Ясное дело, занимались этим уже только наши «мореманы», не привлекая к процессу других мужиков.
«Убежище» неплохое. Это, оказывается, не одно искусственное озеро, а целая трёхкилометровая цепь затопленных карьеров, отделённых друг от друга неширокими перемычками. То место, где «припарковались» мы, отделено от русла Белой стометровым перешейком, заросшим деревьями. Стометровым на самом узком его участке. Левее и правее перешеек шире. И по нему, и по перемычкам проходят грунтовые дороги, по которым, похоже, когда-то вывозили намытый земснарядами песок. А когда закончили добычу, видимо, добирались на рыбалку и пикники уфимцы. По крайней мере, возле места нашей теперешней стоянки нашлась пара старых кострищ и удобный заход для купания с нешироким песчаным пляжем. То ли отдыхающих здесь бывает не очень-то много, то ли люди приезжают культурные, предпочитающие увозить с собой мусор, но вокруг почти не наблюдается битого бутылочного стекла, пустых консервных банок, обрывков пакетов и прочей упаковки.
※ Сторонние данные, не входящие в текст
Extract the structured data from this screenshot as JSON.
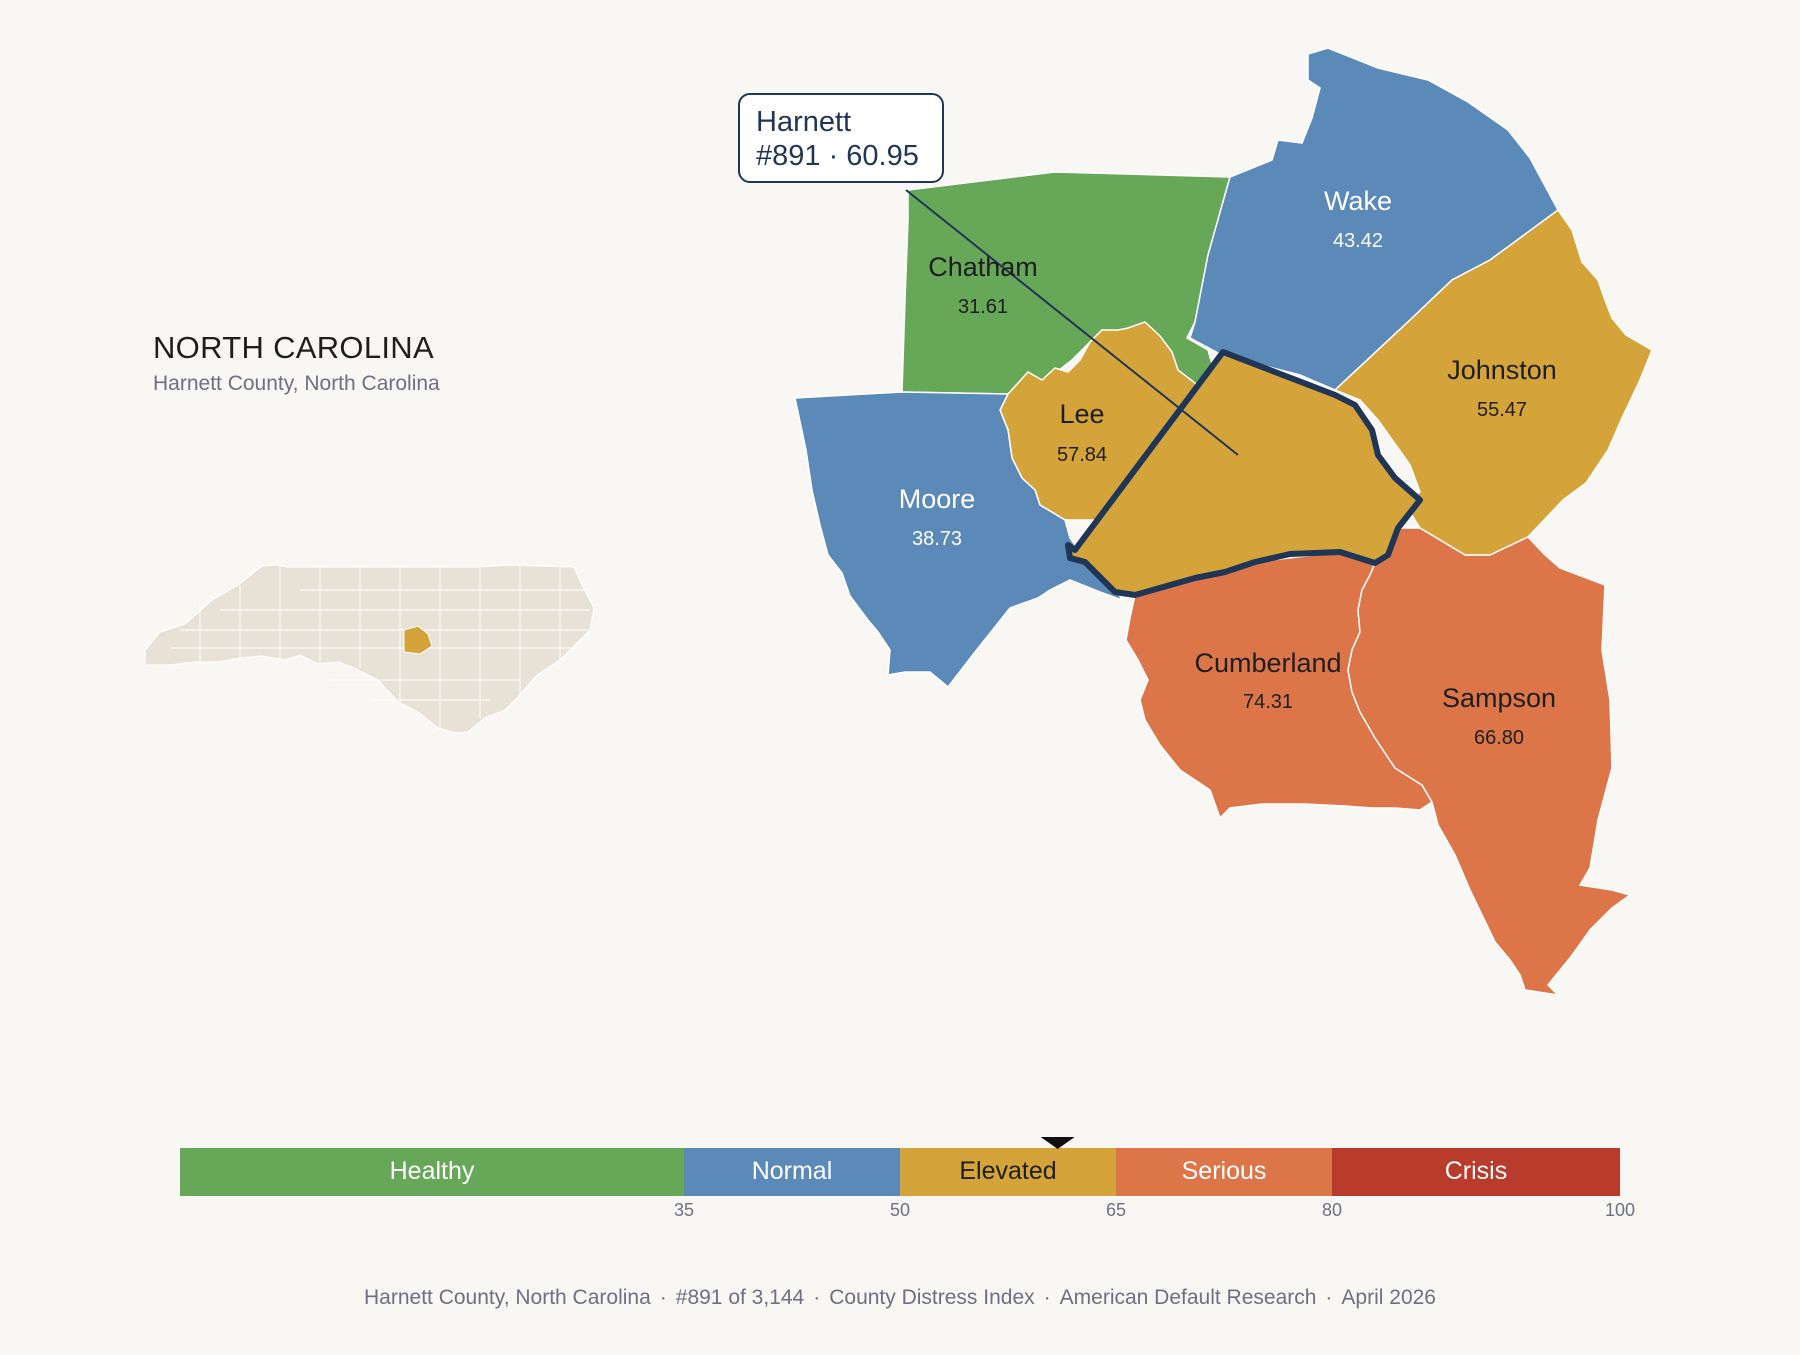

Жаль, купальный сезон закончился, купаться здесь, должно быть, удобно, а стоячая вода куда теплее, чем в Белой. Зато небольшой мысок с уходящей от него отмелью позволил более надёжно, чем это было в затоне, разделить водозабор и канализационный сток.
Есть и недостаток. Скопления наших плавсредств хорошо видно с трассы. В этом плане в затоне было более скрытное место. И хотя машин по ней практически не ездит, но слух о нас может долететь и до недалёкой деревни Чесноковка. И тогда к нам могут наведаться гости.
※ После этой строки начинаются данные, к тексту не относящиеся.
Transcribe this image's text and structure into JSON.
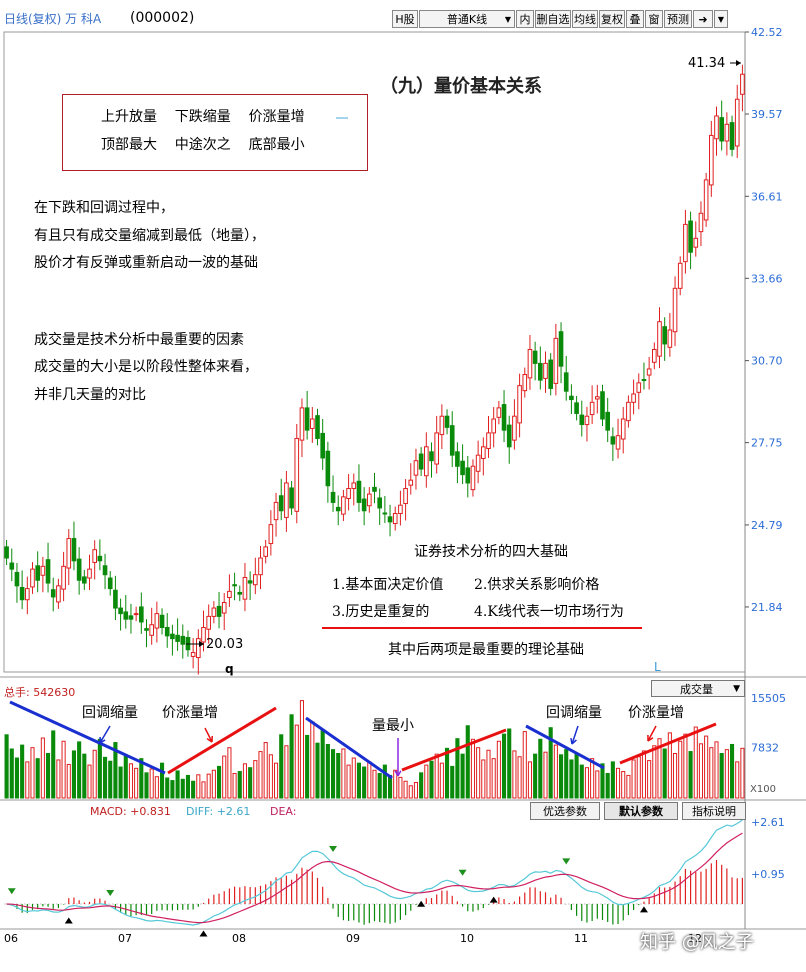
{
  "header": {
    "title": "日线(复权) 万 科A",
    "code": "(000002)",
    "toolbar": [
      "H股",
      "普通K线",
      "内",
      "删自选",
      "均线",
      "复权",
      "叠",
      "窗",
      "预测"
    ],
    "toolbar_dropdown_icon": "chevron-down-icon",
    "toolbar_nav_icon": "arrow-right-icon"
  },
  "main": {
    "heading": "（九）量价基本关系",
    "box_lines": [
      "上升放量    下跌缩量    价涨量增",
      "顶部最大    中途次之    底部最小"
    ],
    "notes_1": [
      "在下跌和回调过程中，",
      "有且只有成交量缩减到最低（地量），",
      "股价才有反弹或重新启动一波的基础"
    ],
    "notes_2": [
      "成交量是技术分析中最重要的因素",
      "成交量的大小是以阶段性整体来看，",
      "并非几天量的对比"
    ],
    "basics_title": "证券技术分析的四大基础",
    "basics": [
      "1.基本面决定价值",
      "2.供求关系影响价格",
      "3.历史是重复的",
      "4.K线代表一切市场行为"
    ],
    "basics_footer": "其中后两项是最重要的理论基础",
    "max_label": "41.34",
    "min_label": "20.03",
    "stray_q": "q",
    "stray_l": "L"
  },
  "volume_panel": {
    "total_label": "总手: 542630",
    "selector": "成交量",
    "annotations": [
      "回调缩量",
      "价涨量增",
      "量最小",
      "回调缩量",
      "价涨量增"
    ],
    "multiplier": "X100"
  },
  "macd_panel": {
    "macd": "MACD: +0.831",
    "diff": "DIFF: +2.61",
    "dea": "DEA:",
    "buttons": [
      "优选参数",
      "默认参数",
      "指标说明"
    ]
  },
  "watermark": "知乎 @风之子",
  "colors": {
    "up": "#e02020",
    "down": "#0a8a0a",
    "blue_trend": "#1a2fd0",
    "red_trend": "#e81010",
    "axis": "#2b6cd6",
    "macd_diff": "#55c8d8",
    "macd_dea": "#d02060",
    "arrow_green": "#1d8f1d"
  },
  "chart_data": [
    {
      "type": "candlestick",
      "title": "日线(复权) 万 科A (000002)",
      "yticks": [
        42.52,
        39.57,
        36.61,
        33.66,
        30.7,
        27.75,
        24.79,
        21.84
      ],
      "ylim": [
        19.5,
        42.52
      ],
      "x_tick_labels": [
        "06",
        "07",
        "08",
        "09",
        "10",
        "11",
        "12"
      ],
      "max_price": 41.34,
      "min_price": 20.03,
      "series": [
        {
          "values": [
            23.6,
            23.2,
            22.6,
            22.1,
            22.5,
            23.2,
            22.8,
            23.3,
            22.7,
            22.2,
            22.6,
            23.3,
            24.3,
            23.5,
            22.8,
            22.7,
            23.2,
            23.9,
            23.5,
            23.0,
            22.5,
            21.8,
            21.6,
            21.4,
            21.4,
            21.6,
            21.3,
            21.0,
            21.2,
            21.6,
            21.1,
            20.8,
            20.7,
            20.6,
            20.5,
            20.3,
            20.2,
            20.7,
            21.1,
            21.5,
            21.8,
            21.5,
            22.0,
            22.4,
            22.6,
            22.3,
            22.9,
            22.7,
            23.0,
            23.6,
            24.0,
            24.8,
            25.6,
            25.3,
            26.3,
            25.4,
            27.9,
            29.0,
            28.2,
            28.6,
            27.9,
            27.2,
            26.2,
            25.6,
            25.3,
            25.8,
            26.1,
            26.3,
            25.6,
            25.3,
            25.9,
            26.0,
            25.4,
            25.2,
            24.9,
            25.2,
            25.5,
            26.1,
            26.4,
            27.1,
            26.8,
            27.6,
            27.1,
            28.1,
            28.7,
            28.3,
            27.3,
            26.9,
            26.6,
            26.3,
            26.9,
            27.3,
            27.6,
            28.1,
            28.6,
            29.0,
            28.2,
            27.6,
            28.7,
            29.8,
            30.2,
            31.1,
            30.6,
            30.0,
            30.6,
            29.7,
            31.5,
            30.5,
            29.6,
            29.3,
            28.8,
            28.4,
            28.7,
            29.2,
            29.4,
            28.6,
            28.2,
            27.7,
            28.0,
            28.6,
            29.2,
            29.5,
            29.9,
            30.0,
            30.4,
            31.1,
            32.1,
            31.3,
            31.8,
            33.3,
            34.2,
            35.6,
            34.6,
            35.1,
            36.0,
            37.2,
            38.8,
            39.5,
            38.6,
            39.2,
            38.3,
            40.1,
            41.0
          ]
        }
      ]
    },
    {
      "type": "bar",
      "title": "成交量",
      "total": 542630,
      "yticks": [
        15505,
        7832
      ],
      "unit": "X100",
      "series": [
        {
          "values": [
            9800,
            7600,
            6200,
            8200,
            5600,
            7800,
            6100,
            9300,
            6900,
            10400,
            5900,
            8800,
            5200,
            7300,
            8700,
            6800,
            5100,
            7400,
            9100,
            6300,
            5700,
            8600,
            4800,
            6700,
            5300,
            4600,
            6100,
            3900,
            4500,
            3300,
            5400,
            3100,
            2700,
            4200,
            2900,
            3500,
            2600,
            3600,
            2500,
            3700,
            4300,
            4900,
            6500,
            7800,
            3800,
            4100,
            5300,
            4700,
            5800,
            7200,
            8600,
            6700,
            5400,
            9800,
            8100,
            12900,
            11300,
            15100,
            9700,
            11800,
            8500,
            10600,
            8300,
            7500,
            6900,
            7600,
            5100,
            6200,
            5400,
            4800,
            5600,
            4300,
            3800,
            5100,
            3500,
            4300,
            3200,
            2600,
            1900,
            2400,
            3900,
            5100,
            5700,
            6800,
            5400,
            7700,
            4900,
            9200,
            6800,
            11200,
            9100,
            7800,
            5900,
            7400,
            6100,
            8800,
            9900,
            10700,
            7300,
            6400,
            10300,
            5600,
            6800,
            9100,
            7100,
            10900,
            8200,
            6700,
            7500,
            5900,
            6900,
            5100,
            4700,
            6100,
            4200,
            5300,
            3800,
            5600,
            4600,
            4100,
            3500,
            5900,
            6400,
            7300,
            5800,
            8100,
            9200,
            7600,
            10100,
            6900,
            8800,
            9900,
            7200,
            11000,
            8400,
            9600,
            7800,
            8700,
            6900,
            7500,
            8300,
            5600,
            7700
          ]
        }
      ]
    },
    {
      "type": "line",
      "title": "MACD",
      "MACD": 0.831,
      "DIFF": 2.61,
      "yticks": [
        2.61,
        0.95
      ],
      "signal_arrows": {
        "sell": 5,
        "buy": 6
      }
    }
  ]
}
То ли перемена пейзажа повлияла, то ли место здесь более светлое, но наши женщины практически мгновенно повеселели. Ну, а что? Всё-таки там, в затоне, рядом со стоянкой брандвахты погибло больше двух десятков человек. И не только они повеселели, но и изрядно подросший за почти три месяца Шарик, щенок, найденный мной, Наташей и Васькой в первые дни после катаклизма. Его выпустили на берег, и он принялся с радостным тявканьем носиться по окрестностям, играть с Антошкой. Благо, налаживающаяся погода позволяет.
Да, есть такая буква! Сплошные серые тучи, низко висевшие над головой ещё вчера, сегодня куда-то ушли. Их сменили пухлые, массивные облака, сквозь просветы между которыми даже иногда проглядывается солнце. Да и вообще заметно потеплело. Для бабьего лета, конечно, рановато, хоть жёлтые листья на деревьях уже появились, но лично я не против, если оно будет долгим. Или повторится дней через десять.
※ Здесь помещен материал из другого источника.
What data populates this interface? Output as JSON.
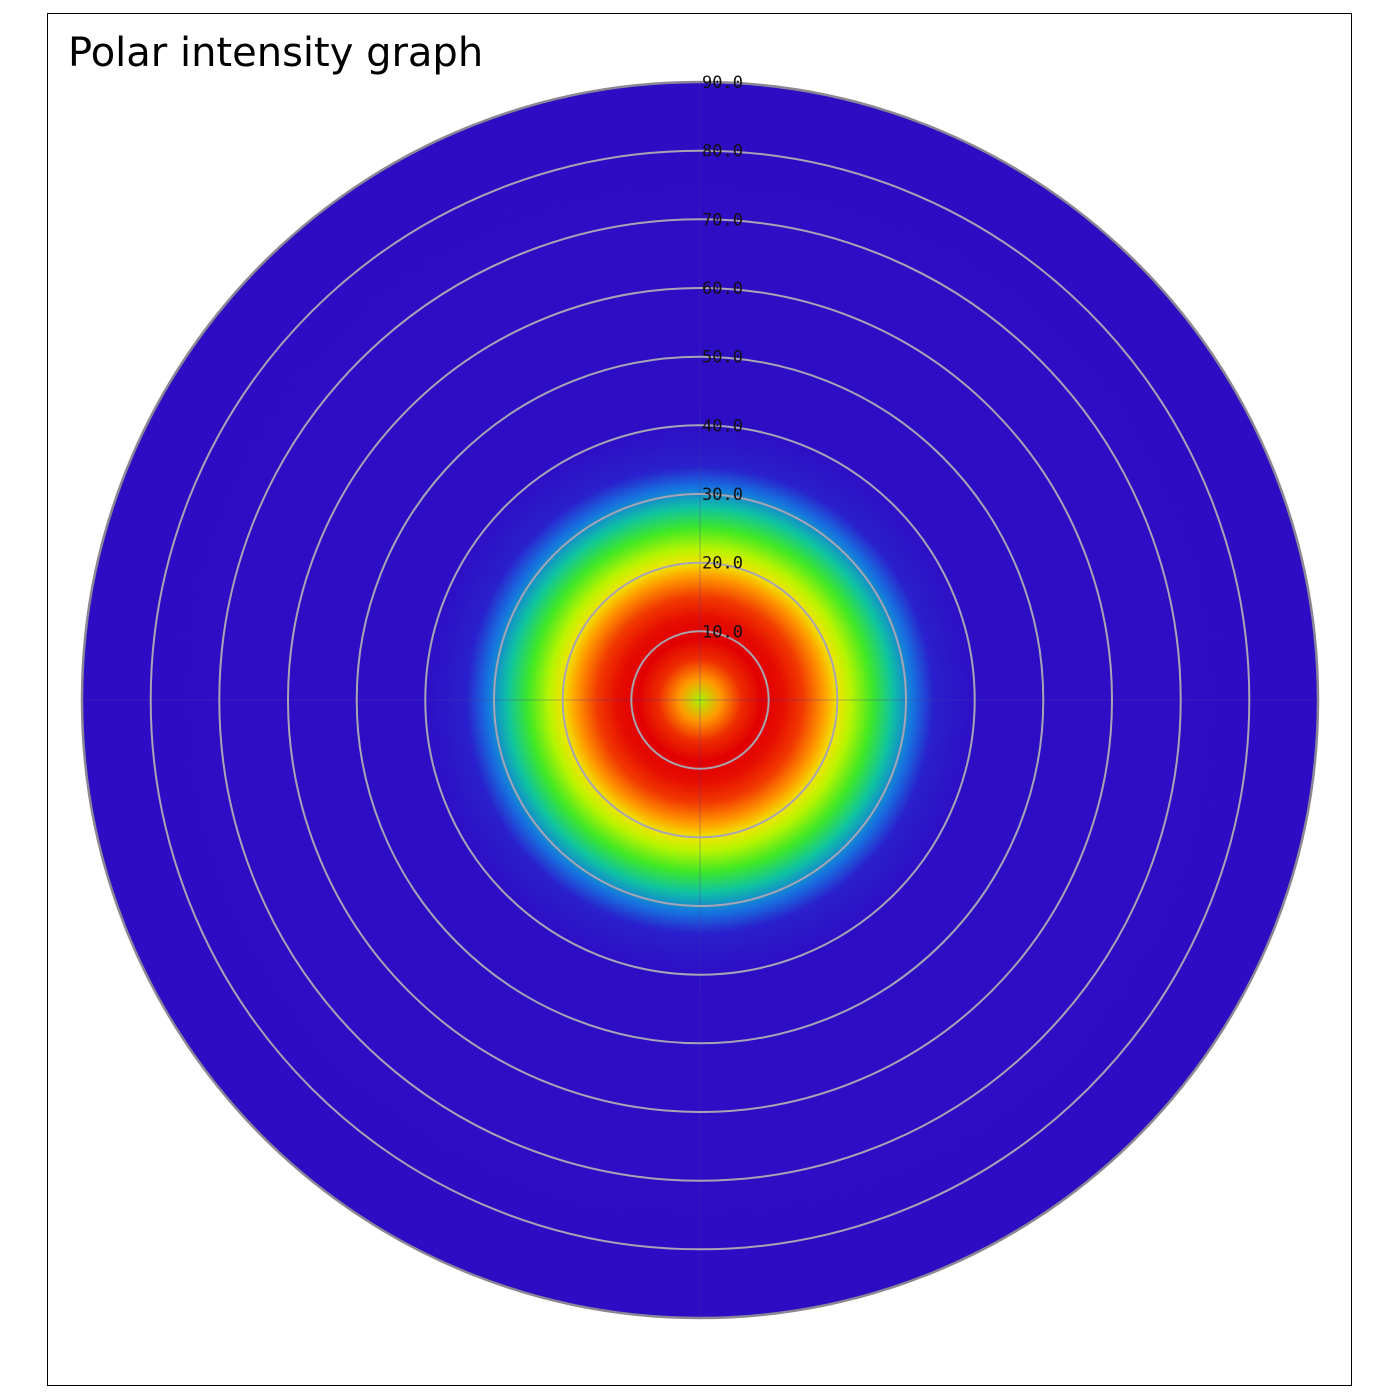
{
  "chart_data": {
    "type": "heatmap",
    "subtype": "polar",
    "title": "Polar intensity graph",
    "radial_axis": {
      "range": [
        0,
        90
      ],
      "ticks": [
        10,
        20,
        30,
        40,
        50,
        60,
        70,
        80,
        90
      ],
      "tick_labels": [
        "10.0",
        "20.0",
        "30.0",
        "40.0",
        "50.0",
        "60.0",
        "70.0",
        "80.0",
        "90.0"
      ]
    },
    "grid": true,
    "colormap": "jet",
    "background_color": "#2e0cc4",
    "grid_color": "#a7a4b4",
    "intensity_profile": {
      "r": [
        0,
        3,
        6,
        9,
        12,
        15,
        18,
        20,
        22,
        25,
        28,
        31,
        34,
        40,
        90
      ],
      "value": [
        0.62,
        0.78,
        0.9,
        0.97,
        0.95,
        0.88,
        0.78,
        0.72,
        0.64,
        0.5,
        0.36,
        0.24,
        0.14,
        0.06,
        0.05
      ]
    },
    "colormap_stops": [
      {
        "value": 0.05,
        "color": "#2e0cc4"
      },
      {
        "value": 0.14,
        "color": "#2a20cc"
      },
      {
        "value": 0.24,
        "color": "#1673e0"
      },
      {
        "value": 0.36,
        "color": "#0fc4a0"
      },
      {
        "value": 0.5,
        "color": "#3fe826"
      },
      {
        "value": 0.64,
        "color": "#b8f400"
      },
      {
        "value": 0.72,
        "color": "#f0e400"
      },
      {
        "value": 0.78,
        "color": "#ff9a00"
      },
      {
        "value": 0.88,
        "color": "#f23a00"
      },
      {
        "value": 0.97,
        "color": "#e10000"
      }
    ]
  }
}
Вечером, за ужином, посоветовались с мужиками и решили хотя бы сегодня не выставлять ночной караул. Вероятность того, что к нам кто-нибудь сунется по темноте, очень низкая. Сначала, по крайней мере, попробуют выяснить, кого это в столь пустынное место занесло. Просто поднимем трап, а на палубу выпустим Шарика, который и предупредит о незваных гостях. А сами хоть отоспимся по-человечески после очень уж нервотрёпных дней.
— Да и вообще, Вован, ты подумай: нельзя ли что-нибудь такое придумать, чтобы брандвахту, когда нужно, можно было к берегу подтягивать, а когда не нужно, от него отводить. Ну, там якоря какие-нибудь с тросами на лебёдках…
А что? Толковая, как мне кажется, мысль. Вот вернусь завтра из Колонии Матросова, и прикину член к носу.
Меня опередил куда более опытный механик (и тем более, «мореплаватель»), чем я.
— Ветром немного крутить будет. Но, если растяжку сделать не на две, а на три точки, то и от этого недостатка можно будет избавиться. Как считаешь, Иван Романыч?
— Были бы лебёдки…
— Есть у меня кое-что в заначках в моей мастерской. Одна точно живая, а вместо второй можно кабестан соорудить. И в затоне такая система не лишней будет.
— Вот и занимайтесь, — одобрил я инициативу Григория.
А мне в оружейную комнату после ужина идти…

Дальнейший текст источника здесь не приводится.